I think the issue is here:

I debugged this to a change in adwaita-icon-theme packaging such that the symbolic icons located under 16x16/actions are no longer there in the Fedora 39 / GNOME 45 version of Adwaita Icon Theme.

# from /usr/share/icons/Adwaita
$ sudo rpm -qf {16x16/actions,16x16/apps,16x16/categories,16x16/devices,16x16/emblems,16x16/emotes,16x16/legacy,16x16/mimetypes,16x16/places,16x16/status,16x16/ui}
file /usr/share/icons/Adwaita/16x16/actions is not owned by any package
file /usr/share/icons/Adwaita/16x16/apps is not owned by any package
file /usr/share/icons/Adwaita/16x16/categories is not owned by any package
adwaita-icon-theme-45.0-1.fc39.noarch
adwaita-icon-theme-45.0-1.fc39.noarch
file /usr/share/icons/Adwaita/16x16/emotes is not owned by any package
file /usr/share/icons/Adwaita/16x16/legacy is not owned by any package
adwaita-icon-theme-45.0-1.fc39.noarch
adwaita-icon-theme-45.0-1.fc39.noarch
file /usr/share/icons/Adwaita/16x16/status is not owned by any package
file /usr/share/icons/Adwaita/16x16/ui is not owned by any package

If I copy the files to mimic the packaging for Fedora 38/GNOME 44, Evolution Icons Look Autodetect feature works as expected: on GNOME, use the monochrome icons; everything else, use the colored icons.

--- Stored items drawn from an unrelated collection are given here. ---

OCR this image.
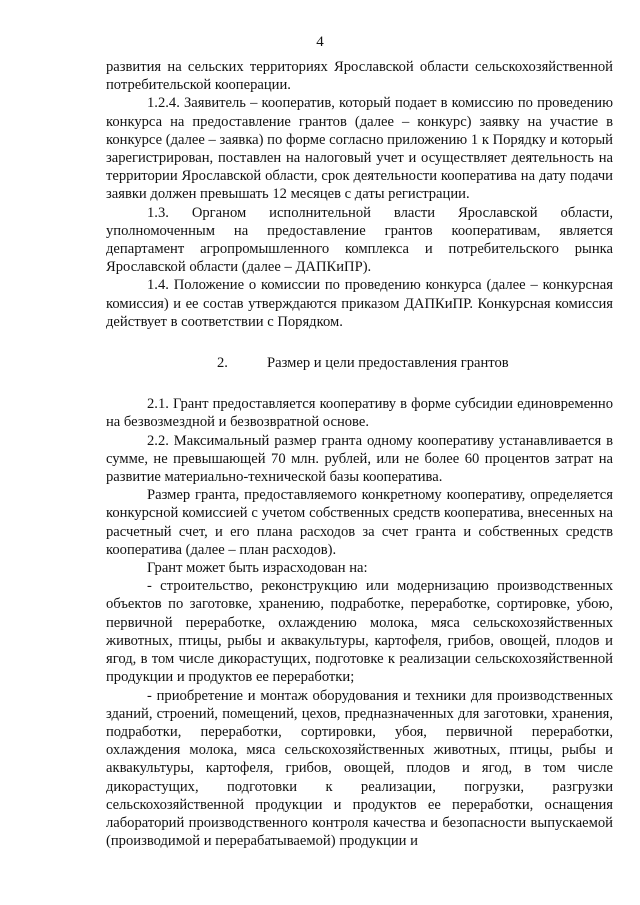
4

развития на сельских территориях Ярославской области сельскохозяйственной потребительской кооперации.

1.2.4. Заявитель – кооператив, который подает в комиссию по проведению конкурса на предоставление грантов (далее – конкурс) заявку на участие в конкурсе (далее – заявка) по форме согласно приложению 1 к Порядку и который зарегистрирован, поставлен на налоговый учет и осуществляет деятельность на территории Ярославской области, срок деятельности кооператива на дату подачи заявки должен превышать 12 месяцев с даты регистрации.

1.3. Органом исполнительной власти Ярославской области, уполномоченным на предоставление грантов кооперативам, является департамент агропромышленного комплекса и потребительского рынка Ярославской области (далее – ДАПКиПР).

1.4. Положение о комиссии по проведению конкурса (далее – конкурсная комиссия) и ее состав утверждаются приказом ДАПКиПР. Конкурсная комиссия действует в соответствии с Порядком.

2.	Размер и цели предоставления грантов

2.1. Грант предоставляется кооперативу в форме субсидии единовременно на безвозмездной и безвозвратной основе.

2.2. Максимальный размер гранта одному кооперативу устанавливается в сумме, не превышающей 70 млн. рублей, или не более 60 процентов затрат на развитие материально-технической базы кооператива.

Размер гранта, предоставляемого конкретному кооперативу, определяется конкурсной комиссией с учетом собственных средств кооператива, внесенных на расчетный счет, и его плана расходов за счет гранта и собственных средств кооператива (далее – план расходов).

Грант может быть израсходован на:

- строительство, реконструкцию или модернизацию производственных объектов по заготовке, хранению, подработке, переработке, сортировке, убою, первичной переработке, охлаждению молока, мяса сельскохозяйственных животных, птицы, рыбы и аквакультуры, картофеля, грибов, овощей, плодов и ягод, в том числе дикорастущих, подготовке к реализации сельскохозяйственной продукции и продуктов ее переработки;

- приобретение и монтаж оборудования и техники для производственных зданий, строений, помещений, цехов, предназначенных для заготовки, хранения, подработки, переработки, сортировки, убоя, первичной переработки, охлаждения молока, мяса сельскохозяйственных животных, птицы, рыбы и аквакультуры, картофеля, грибов, овощей, плодов и ягод, в том числе дикорастущих, подготовки к реализации, погрузки, разгрузки сельскохозяйственной продукции и продуктов ее переработки, оснащения лабораторий производственного контроля качества и безопасности выпускаемой (производимой и перерабатываемой) продукции и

If this is a Fedora packaging bug, let me know.

Hi,
thank you for the investigation. Would you mind to file a bug, please?
That way it’ll be properly tracked. It can be filled here:

The code you found has some expectations about standard icons, which
the new adwaita icon theme broke. That’s sad, but nothing one can do
about it. The evolution code should be made smarter.